In Cruella, the director spends so much time trying to convince viewers that Cruella is the devil’s incarnate, a performance that was outsripped by Emma Thompson. The movie’s length might be a problem for some viewers as they might feel that Cruella didn’t unlock the darkness she threatens to unleash on the Baroness, and Cruella’s definition of evil is engaging in fashion parades (not like I have a problem with that). Cruella’s plot twists and revelations make the movie more special and captivating.
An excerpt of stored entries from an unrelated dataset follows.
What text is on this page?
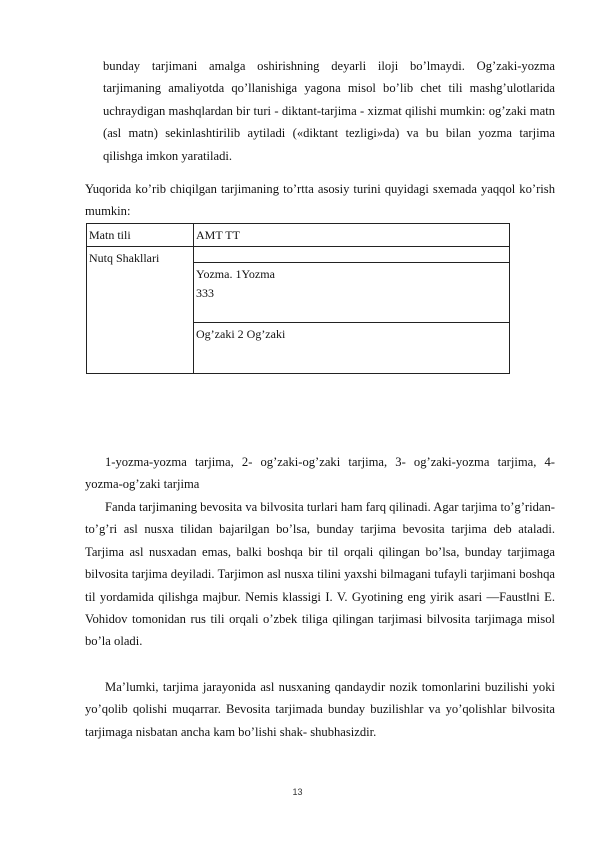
bunday tarjimani amalga oshirishning deyarli iloji bo’lmaydi. Og’zaki-yozma tarjimaning amaliyotda qo’llanishiga yagona misol bo’lib chet tili mashg’ulotlarida uchraydigan mashqlardan bir turi - diktant-tarjima - xizmat qilishi mumkin: og’zaki matn (asl matn) sekinlashtirilib aytiladi («diktant tezligi»da) va bu bilan yozma tarjima qilishga imkon yaratiladi.

Yuqorida ko’rib chiqilgan tarjimaning to’rtta asosiy turini quyidagi sxemada yaqqol ko’rish mumkin:

Matn tili	AMT TT
Nutq Shakllari	

	Yozma. 1Yozma
333

	Og’zaki 2 Og’zaki

1-yozma-yozma tarjima, 2- og’zaki-og’zaki tarjima, 3- og’zaki-yozma tarjima, 4- yozma-og’zaki tarjima

Fanda tarjimaning bevosita va bilvosita turlari ham farq qilinadi. Agar tarjima to’g’ridan-to’g’ri asl nusxa tilidan bajarilgan bo’lsa, bunday tarjima bevosita tarjima deb ataladi. Tarjima asl nusxadan emas, balki boshqa bir til orqali qilingan bo’lsa, bunday tarjimaga bilvosita tarjima deyiladi. Tarjimon asl nusxa tilini yaxshi bilmagani tufayli tarjimani boshqa til yordamida qilishga majbur. Nemis klassigi I. V. Gyotining eng yirik asari ―Faust‖ni E. Vohidov tomonidan rus tili orqali o’zbek tiliga qilingan tarjimasi bilvosita tarjimaga misol bo’la oladi.

Ma’lumki, tarjima jarayonida asl nusxaning qandaydir nozik tomonlarini buzilishi yoki yo’qolib qolishi muqarrar. Bevosita tarjimada bunday buzilishlar va yo’qolishlar bilvosita tarjimaga nisbatan ancha kam bo’lishi shak- shubhasizdir.

13
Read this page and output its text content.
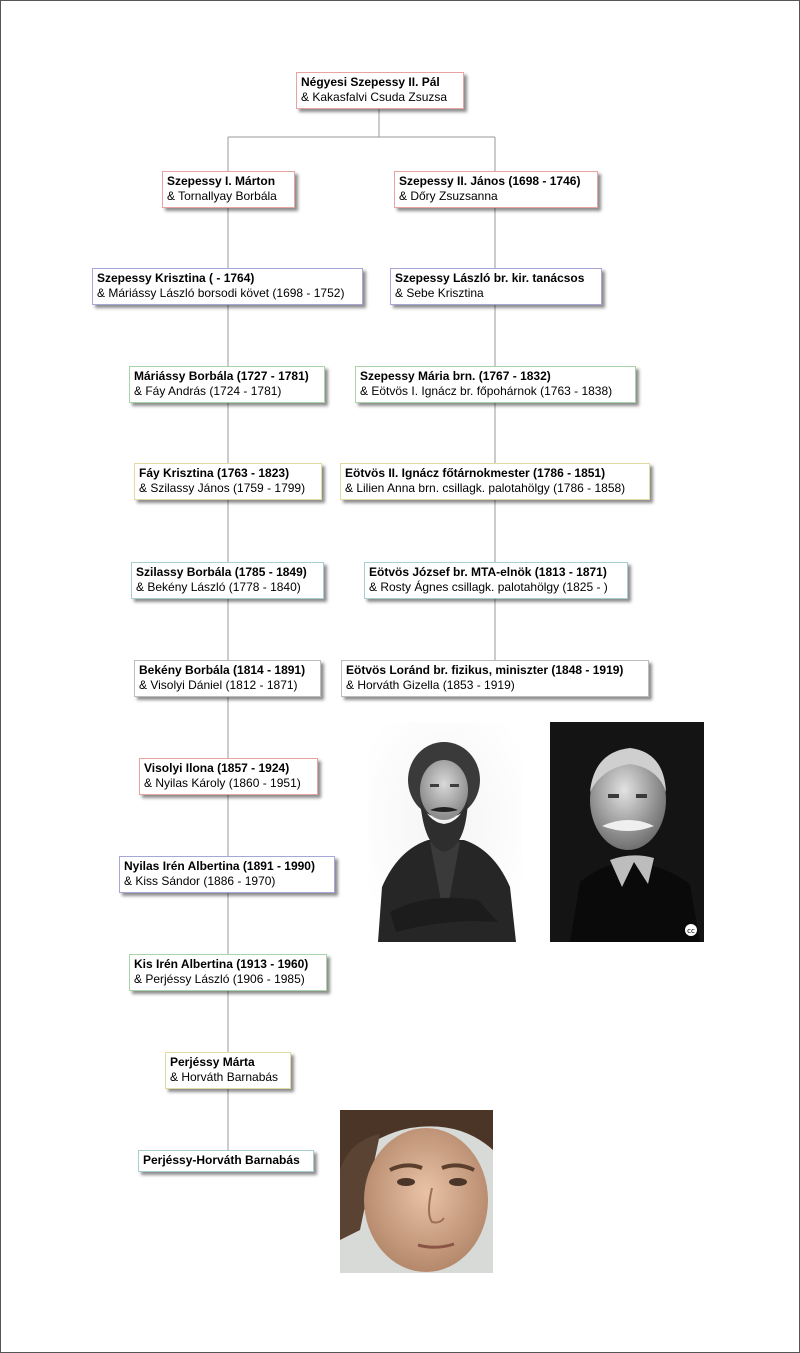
Négyesi Szepessy II. Pál
& Kakasfalvi Csuda Zsuzsa
Szepessy I. Márton
& Tornallyay Borbála
Szepessy II. János (1698 - 1746)
& Dőry Zsuzsanna
Szepessy Krisztina ( - 1764)
& Máriássy László borsodi követ (1698 - 1752)
Szepessy László br. kir. tanácsos
& Sebe Krisztina
Máriássy Borbála (1727 - 1781)
& Fáy András (1724 - 1781)
Szepessy Mária brn. (1767 - 1832)
& Eötvös I. Ignácz br. főpohárnok (1763 - 1838)
Fáy Krisztina (1763 - 1823)
& Szilassy János (1759 - 1799)
Eötvös II. Ignácz főtárnokmester (1786 - 1851)
& Lilien Anna brn. csillagk. palotahölgy (1786 - 1858)
Szilassy Borbála (1785 - 1849)
& Bekény László (1778 - 1840)
Eötvös József br. MTA-elnök (1813 - 1871)
& Rosty Ágnes csillagk. palotahölgy (1825 - )
Bekény Borbála (1814 - 1891)
& Visolyi Dániel (1812 - 1871)
Eötvös Loránd br. fizikus, miniszter (1848 - 1919)
& Horváth Gizella (1853 - 1919)
Visolyi Ilona (1857 - 1924)
& Nyilas Károly (1860 - 1951)
Nyilas Irén Albertina (1891 - 1990)
& Kiss Sándor (1886 - 1970)
Kis Irén Albertina (1913 - 1960)
& Perjéssy László (1906 - 1985)
Perjéssy Márta
& Horváth Barnabás
Perjéssy-Horváth Barnabás
cc
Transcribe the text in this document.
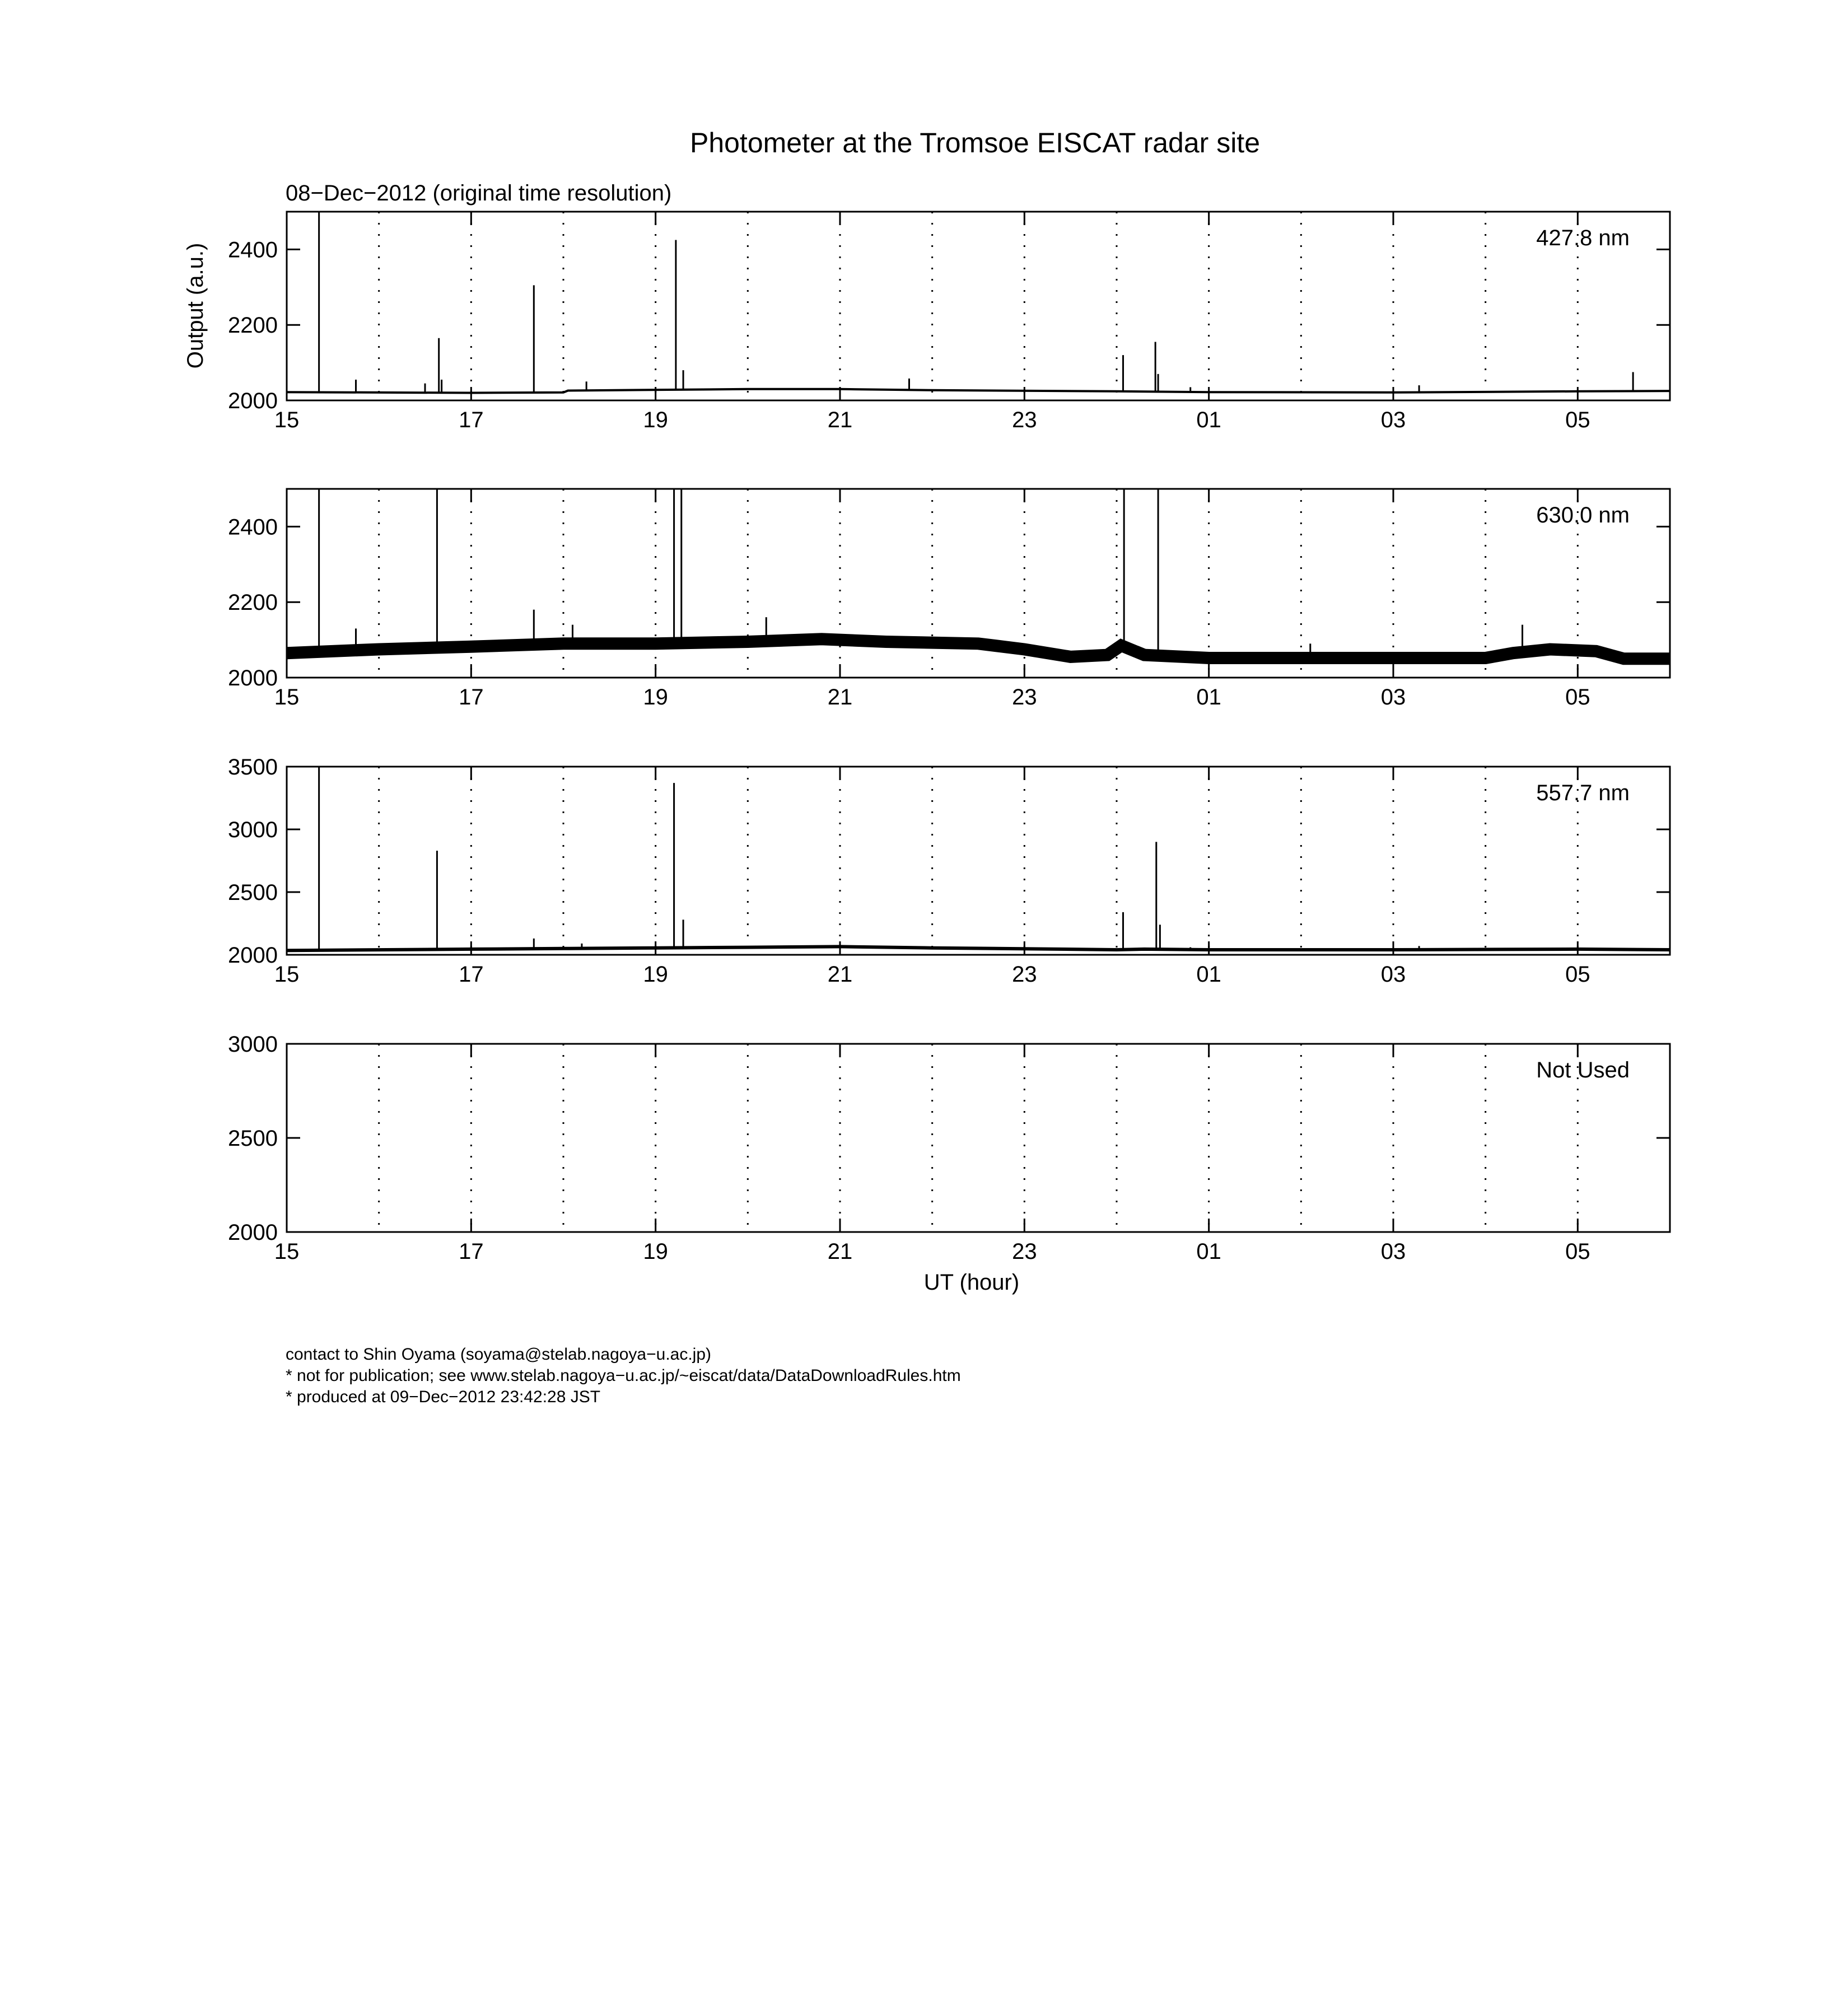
Photometer at the Tromsoe EISCAT radar site
08−Dec−2012 (original time resolution)
Output (a.u.)
UT (hour)
contact to Shin Oyama (soyama@stelab.nagoya−u.ac.jp)
* not for publication; see www.stelab.nagoya−u.ac.jp/~eiscat/data/DataDownloadRules.htm
* produced at 09−Dec−2012 23:42:28 JST
2000
2200
2400
15	17	19	21	23	01	03	05
427.8 nm
2000
2200
2400
15	17	19	21	23	01	03	05
630.0 nm
2000
2500
3000
3500
15	17	19	21	23	01	03	05
557.7 nm
2000
2500
3000
15	17	19	21	23	01	03	05
Not Used
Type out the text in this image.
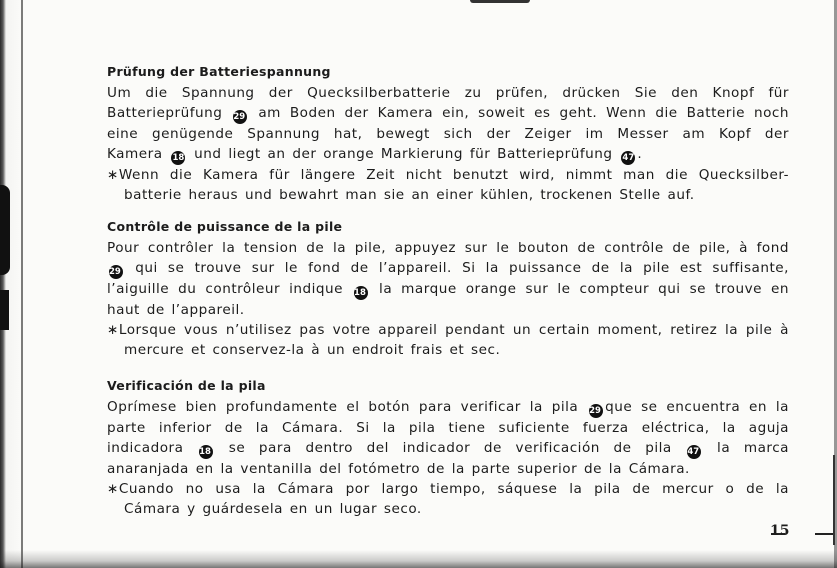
Prüfung der Batteriespannung
Um die Spannung der Quecksilberbatterie zu prüfen, drücken Sie den Knopf für
Batterieprüfung 29 am Boden der Kamera ein, soweit es geht. Wenn die Batterie noch
eine genügende Spannung hat, bewegt sich der Zeiger im Messer am Kopf der
Kamera 18 und liegt an der orange Markierung für Batterieprüfung 47 .
∗Wenn die Kamera für längere Zeit nicht benutzt wird, nimmt man die Quecksilber-
batterie heraus und bewahrt man sie an einer kühlen, trockenen Stelle auf.
Contrôle de puissance de la pile
Pour contrôler la tension de la pile, appuyez sur le bouton de contrôle de pile, à fond
29 qui se trouve sur le fond de l’appareil. Si la puissance de la pile est suffisante,
l’aiguille du contrôleur indique 18 la marque orange sur le compteur qui se trouve en
haut de l’appareil.
∗Lorsque vous n’utilisez pas votre appareil pendant un certain moment, retirez la pile à
mercure et conservez-la à un endroit frais et sec.
Verificación de la pila
Oprímese bien profundamente el botón para verificar la pila 29 que se encuentra en la
parte inferior de la Cámara. Si la pila tiene suficiente fuerza eléctrica, la aguja
indicadora 18 se para dentro del indicador de verificación de pila 47 la marca
anaranjada en la ventanilla del fotómetro de la parte superior de la Cámara.
∗Cuando no usa la Cámara por largo tiempo, sáquese la pila de mercur o de la
Cámara y guárdesela en un lugar seco.
15
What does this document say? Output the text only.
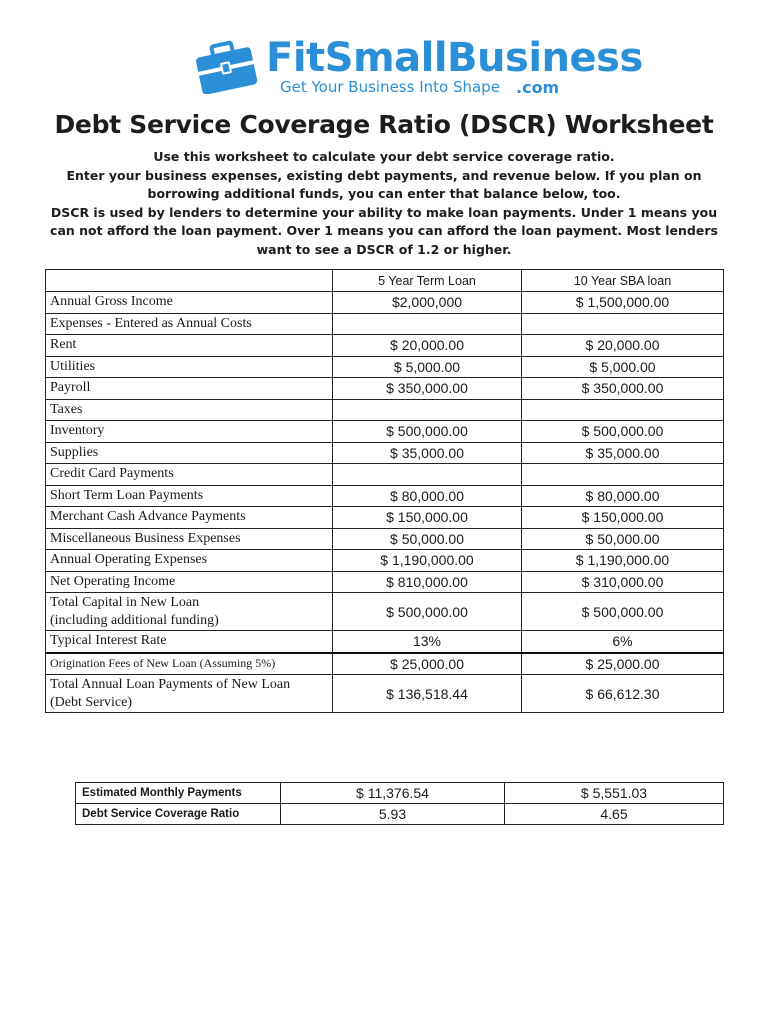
FitSmallBusiness
Get Your Business Into Shape .com
Debt Service Coverage Ratio (DSCR) Worksheet

Use this worksheet to calculate your debt service coverage ratio.

Enter your business expenses, existing debt payments, and revenue below. If you plan on borrowing additional funds, you can enter that balance below, too.

DSCR is used by lenders to determine your ability to make loan payments. Under 1 means you can not afford the loan payment. Over 1 means you can afford the loan payment. Most lenders want to see a DSCR of 1.2 or higher.

	5 Year Term Loan	10 Year SBA loan
Annual Gross Income	$2,000,000	$ 1,500,000.00
Expenses - Entered as Annual Costs		
Rent	$ 20,000.00	$ 20,000.00
Utilities	$ 5,000.00	$ 5,000.00
Payroll	$ 350,000.00	$ 350,000.00
Taxes		
Inventory	$ 500,000.00	$ 500,000.00
Supplies	$ 35,000.00	$ 35,000.00
Credit Card Payments		
Short Term Loan Payments	$ 80,000.00	$ 80,000.00
Merchant Cash Advance Payments	$ 150,000.00	$ 150,000.00
Miscellaneous Business Expenses	$ 50,000.00	$ 50,000.00
Annual Operating Expenses	$ 1,190,000.00	$ 1,190,000.00
Net Operating Income	$ 810,000.00	$ 310,000.00
Total Capital in New Loan
(including additional funding)	$ 500,000.00	$ 500,000.00
Typical Interest Rate	13%	6%
Origination Fees of New Loan (Assuming 5%)	$ 25,000.00	$ 25,000.00
Total Annual Loan Payments of New Loan
(Debt Service)	$ 136,518.44	$ 66,612.30
Estimated Monthly Payments	$ 11,376.54	$ 5,551.03
Debt Service Coverage Ratio	5.93	4.65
But nonetheless, Disney’s Cruella delineates that being different is great and being bad can just turn out to be cool.
- The moment Cruella sets herself on fire to reveal a ravishing red gown that knocks out the crowd is an undeniable fashion vista.
- Emma Thompson’s portrayal of Baroness Van Hellman as a formidable chic character is flawless.
- The one-eyed dog reminds me of a sticker I use frequently. I chuckle at every scene he comes in.
- Also, Paul Walter Hauser’s role as a petty thief makes the art of thievery exciting and comical (p.s.: we do not encourage this act on WKMUp, the movie made me do this).
Cruella is currently showing in theaters and on Disney+.
This is a very beautiful analysis. I have seen the movie, but reading this review is not only interesting but also, education. Beautiful piece of analysis.
Well done! Nothing comes close to the pleasure I derive now from reading this review after seeing the movie.
Thanks for availing me this opportunity. Its lovely.